I realize this is a very old thread and probably not very useful any more, but...
I just finished writing a home-grown solution that simply queries DSODB for the parameter values passed in to all jobs, uses grep/awk/etc to reduce the noise (removing anything that is formatted as a date or time, anything that resembles a password or token, and anything I could find that is not a table definition, MQ queue name, web site, or other lineage-related information), and then keeps a permanent record of any unique parameters passed to the specific job. To reduce the load on my database (and since I am keeping a permanent record of unique parameters anyway), I only pull "the last two days" of runtime parameters each day.
I combine this with extracts from an ISX-converted-to-XML backup of my projects for a "where used" including an attempt at runtime metadata.
Limitations:
- DSODB only stores 250-ish characters of any given query in the runtime XML, so if you pass in a query like "select [lots and lots of specifications] from [tablename]" then "[tablename]" will likely not end up in your extract.
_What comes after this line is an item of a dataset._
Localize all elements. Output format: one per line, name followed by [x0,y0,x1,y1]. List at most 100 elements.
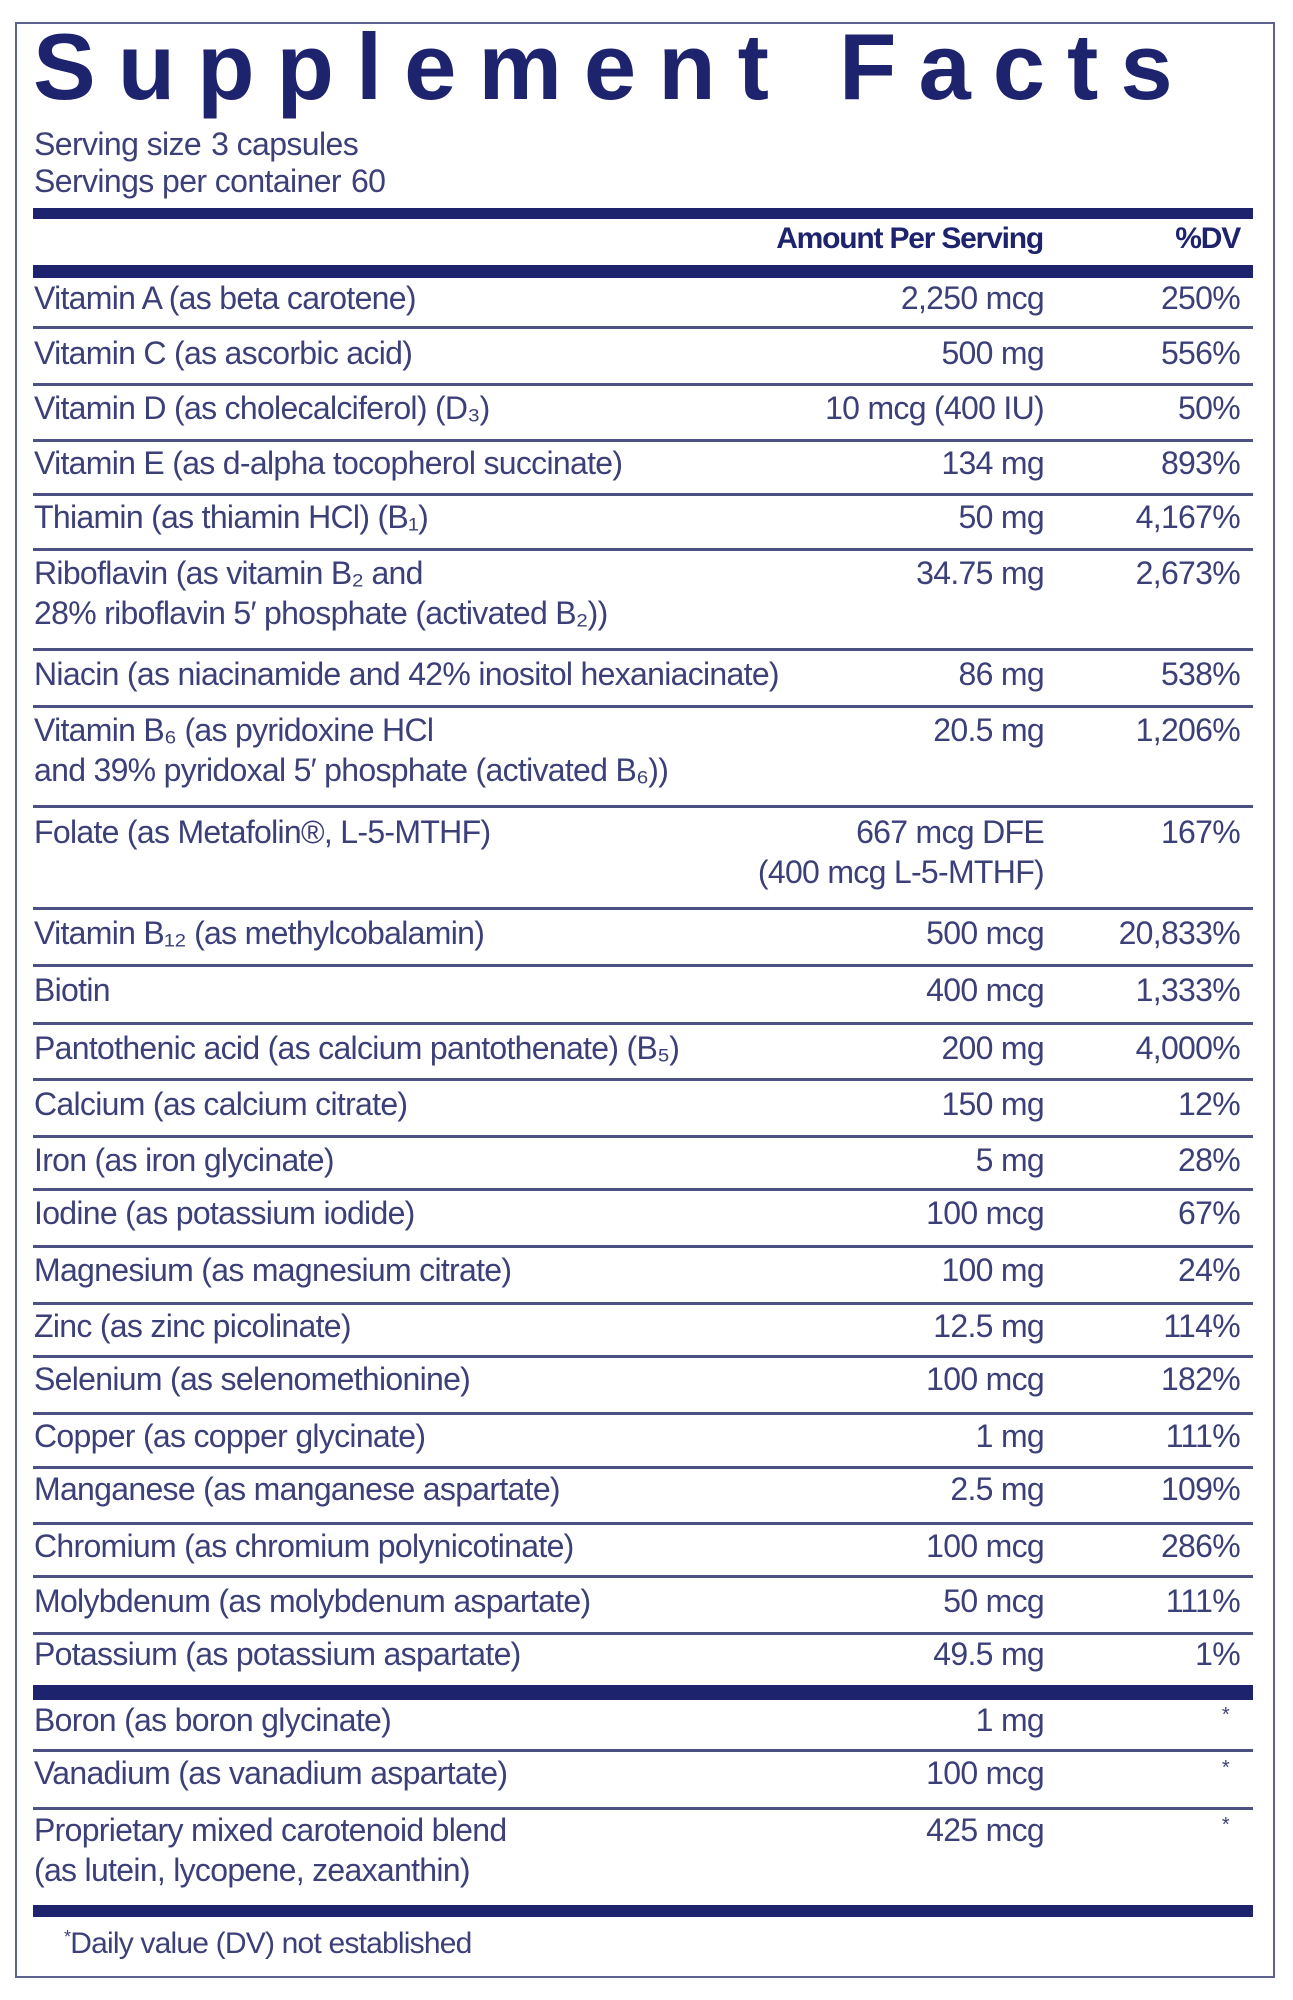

- Obviously filtering out any cruft is going to be a time-consuming bit of coding, and highly specific to your own environment and codebase.
My query (note: I am only pulling parallel jobs here - you can easily remove JOBTYPE='PAR' to get sequences as well):
SQL="SELECT JOBEXEC.JOBNAME, JOBEXEC.PROJECTNAME, JOBRUN.INVOCATIONID, XMLSERIALIZE(JOBRUNPARAMS.PARAMLIST as VARCHAR(30000))
FROM ((DSODB.JOBRUN JOBRUN
INNER JOIN DSODB.JOBEXEC JOBEXEC ON (JOBRUN.JOBID = JOBEXEC.JOBID))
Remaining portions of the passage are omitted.